I wanted to venture into Kubernetes, so I kicked off on Google Kubernetes Engine (GKE) and the 300 USD credits they give you as a head start. Well two months in I happen to run out of it all, naturally during the learning process I happened to abuse their node autoscaler with a multi region cluster but nonetheless It soon got me to realize how expensive it was to run even a couple node cluster with a little spec.
Hardware
The choices for the spec and hardware was pretty simple, whatever that's lying around was the perfect candidate. I still had to source a couple of components though which naturally weren’t a big deal as they were a few generations behind.
- CPU: Intel i3-4130 (2 CPUs / 4 threads)
- Memory: DDR3 8GB (1333MHz)
- Storage: 120GB SSD
- Motherboard: Asus Micro-ATX H81
- PSU: 400W
- UPS: AWP AID1200 1200VA
- Network: 100Mbps (Cloudflare Argo Tunnel)
- Utils: Power cable, SATA cable, Ethernet cable
v1.0 (blaze-alpha)
Initially booted on 14th Dec 2024, it was running Debian 11 naturally without a window manager. Got a copy of Debian 11 Standard Edition ISO, burned it with Etcher onto a pen drive. First time I installed it without the network updates and well I pretty much couldn’t install any packages to even SSH into the damn thing.
During the first couple of days I had to pickup on how local DNS worked and how IPs got assigned on my local DHCP server. Then I installed open SSH and shoot I can connect shell from anywhere within my home network.
v2.0 (blaze-nova)
A couple of weeks later we leveled up and now our bare metal server is a Hypervisor using Proxmox.
Proxmox is a big deal for me because now I can spin up multiple virtual machines and run them paralel. Plus we get to configure each VM’s spec. Behind the scenes Proxmox also uses debian and KVM for virtualization. It gets even neater because we can spin up containers too which use LXC. I use a bunch of preconfigured community containers from their Helper Scripts, for instance running Cloudflare Argo tunnel.
Deploying a Web App
Since I don’t happen to have a static IP I used Cloudflare Argo Tunnels to expose my server to the internet. Which happens to be very straightforward. Just run their agent in one of my VM’s and I was good to go. It’s simply like a VPN on simple terms we tunnel our network to the closest Cloudflare Global Network gateway. It’s more secure than using a static IP. We don't have a unique IP that's bound forever, plus Cloudflare has their own WAF on Application Layer 7 that comes with their Zero Trust network. Some people find this to be concerning because since they run these security features on the application layer they have the authority to sniff out our data over their network, it’s a double edged sword anyways since they need to readout our data to make sure they are not sketchy.

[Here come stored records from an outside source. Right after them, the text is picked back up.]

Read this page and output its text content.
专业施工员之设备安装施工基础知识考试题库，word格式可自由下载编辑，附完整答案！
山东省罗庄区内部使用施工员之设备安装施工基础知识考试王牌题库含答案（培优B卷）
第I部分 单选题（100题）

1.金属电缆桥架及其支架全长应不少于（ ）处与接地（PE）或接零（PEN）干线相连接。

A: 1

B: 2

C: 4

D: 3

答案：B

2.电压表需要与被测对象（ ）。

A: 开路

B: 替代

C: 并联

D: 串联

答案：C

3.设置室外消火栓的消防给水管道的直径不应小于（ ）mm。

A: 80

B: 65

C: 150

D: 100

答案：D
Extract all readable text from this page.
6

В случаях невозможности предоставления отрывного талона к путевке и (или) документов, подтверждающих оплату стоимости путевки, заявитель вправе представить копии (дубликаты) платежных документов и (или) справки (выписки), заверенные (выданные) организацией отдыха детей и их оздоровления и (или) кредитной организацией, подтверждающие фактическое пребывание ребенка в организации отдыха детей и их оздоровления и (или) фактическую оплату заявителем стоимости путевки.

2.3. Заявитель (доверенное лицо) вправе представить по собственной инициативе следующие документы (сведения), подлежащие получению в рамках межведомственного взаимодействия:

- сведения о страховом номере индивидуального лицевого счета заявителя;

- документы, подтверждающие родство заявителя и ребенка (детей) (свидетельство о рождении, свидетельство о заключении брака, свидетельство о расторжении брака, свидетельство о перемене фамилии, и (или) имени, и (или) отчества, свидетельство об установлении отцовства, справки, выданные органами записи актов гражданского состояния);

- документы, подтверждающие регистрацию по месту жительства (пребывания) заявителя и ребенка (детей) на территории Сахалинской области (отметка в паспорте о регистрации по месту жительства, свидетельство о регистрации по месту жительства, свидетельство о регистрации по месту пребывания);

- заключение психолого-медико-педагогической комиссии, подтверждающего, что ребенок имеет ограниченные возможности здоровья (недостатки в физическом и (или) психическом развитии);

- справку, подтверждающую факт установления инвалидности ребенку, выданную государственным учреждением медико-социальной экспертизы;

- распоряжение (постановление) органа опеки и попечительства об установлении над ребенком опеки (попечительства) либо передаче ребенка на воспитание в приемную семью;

First application I hosted was a NextJS starter, cloned it onto one of my VM’s slapped on with PM2 which takes care of running the NodeJS process. And too soon enough we were live after configuring the port binding on Cloudflare Tunnel Config from their dashboard.
Full Anonymity
Cloudflare Argo tunnels makes our hosted server completely anonymous, we don't have a physical IP address that points to the origin server, rather Cloudflare edge servers expose our server by port via secure tunnels to our hypervisor. Again it’s exposing a virtual machine running on our hypervisor which means no physical hardware information can be traced back. There is one possible entry point via the local network which can be infiltrated through but this will require that person to be in proximity to our server location. The next is the domain, Iceland has domain registrars which hold domain leases on their behalf so we can technically get them to reserve us a domain for this they accept crypto currencies. For all of this we’ll need an email address with an inbox for that we’ll have to stick with disposable email provider.